Wenn in diesen Tagen von Ungarn die Rede ist, dann nur indirekt wegen dessen Vorrücken in die EU-Präsidentschaft am 1. Januar nächsten Jahres. Ganz direkt aber, weil das Land dabei ist, hinsichtlich Medienfreiheit in finsterste Zeiten zurückzufallen – so weit, dass manche schon sagen, dort entstehe neben Weißrussland eine zweite Diktatur auf europäischen Boden. Es fällt damit auch weit zurück hinter die erhabensten Stunden seiner eigenen Geschichte, gehörte doch die Forderung nach Presse- und Meinungsfreiheit zu den vorrangigen Zielen des ungarischen Aufstandes von 1956, der damals blutig niedergeschlagen wurde, was aber nicht verhinderte, dass noch lange danach die deutschsprachige »Budapester Rundschau« in der DDR zu jenen Blättern zählte, aus denen man etwas mehr als aus den heimischen Medien zur Lage in der Welt erfahren konnte.

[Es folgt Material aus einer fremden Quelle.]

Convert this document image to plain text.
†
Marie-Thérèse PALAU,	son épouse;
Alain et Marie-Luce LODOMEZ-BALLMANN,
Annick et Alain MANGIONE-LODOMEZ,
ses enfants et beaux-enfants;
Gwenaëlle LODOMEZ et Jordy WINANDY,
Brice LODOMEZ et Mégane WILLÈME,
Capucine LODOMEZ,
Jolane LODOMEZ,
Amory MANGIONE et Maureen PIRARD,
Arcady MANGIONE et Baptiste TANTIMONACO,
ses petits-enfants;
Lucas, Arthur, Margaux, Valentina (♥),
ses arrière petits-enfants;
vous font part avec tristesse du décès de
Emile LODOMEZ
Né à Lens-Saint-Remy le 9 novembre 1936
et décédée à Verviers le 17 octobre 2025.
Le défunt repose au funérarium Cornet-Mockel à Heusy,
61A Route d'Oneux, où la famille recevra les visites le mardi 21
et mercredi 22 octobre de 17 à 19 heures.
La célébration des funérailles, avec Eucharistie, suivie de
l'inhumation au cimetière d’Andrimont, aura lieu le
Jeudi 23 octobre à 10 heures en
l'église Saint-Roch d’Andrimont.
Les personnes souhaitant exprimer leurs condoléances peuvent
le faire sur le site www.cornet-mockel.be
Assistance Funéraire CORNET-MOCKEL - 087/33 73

Das alles wird nun mutwillig zerstört, weil eine vom ungarischen Volk mit der Zwei-Drittel-Mehrheit ausgestattete Partei, enge Freunde der hiesigen Unionsparteien, es für angebracht hält, zu eigenen Machtsicherung die Medienfreiheit zu beseitigen und eine Pressezensur, ähnlich jener in Zeiten eines Mátyás Rakosi, einzuführen. Was in der DDR das Presseamt beim Ministerrat und die Agitationskommission des SED-Zentralkomitees waren, wird in Ungarn in einer einzigen Behörde zusammengefasst, die Verfassungsrang erhält und nur dem Regierungschef verantwortlich ist. Sie produziert künftig die Nachrichten, die alle Zeitungen zu veröffentlichen haben. Und sie allein bestimmt, ob Journalisten mit »Ausgewogenheit« berichten und ihrer »Informationspflicht« nachkommen oder ob sie wegen Verstoßes gegen solche Vorschriften mit hohen Geldstrafen oder aber gar mit Berufsverbot belegt werden – wie es schon einigen passierte, ehe das Gesetz überhaupt in Kraft ist.
All dies geschieht inmitten der Europäischen Union, die ansonsten sehr schnell dabei ist, Verstöße gegen Menschenrechte und Meinungsfreiheit scharf zu geißeln – außerhalb ihrer Grenzen. Beim Mitgliedsland, zumal einem konservativ regierten, drückt man schon einmal ein Auge zu. Zwar regt sich natürlich scharfe Kritik auch in der EU, doch die Meinung ihrer Führungsgremien und der wichtigsten Regierungen ist das nicht. Aus seinem Badeurlaub in Ägypten rügte Guido Westerwelle einen „undemokratischen, rückwärtsgewandten Kurs“ und betonte das Recht auf freie Meinungsäußerung und die Werte der Europäischen Union. Damit aber meinte er keineswegs Ungarn, sondern Weißrussland. Angela Merkel beauftragte ihren Pressesprecher gerade einmal mit der lendenlahmen Erklärung, Ungarn trage »natürlich eine besondere Verantwortung für das Bild der gesamten Europäischen Union in der Welt«, doch bei ihrem Amtskollegen direkt intervenieren mochte sie nicht; solches behält sie sich für Länder wie Russland, China oder Kuba vor. Was gewiss berechtigt ist, aber bar jeder Glaubwürdigkeit, weil man mit zweierlei Maß misst.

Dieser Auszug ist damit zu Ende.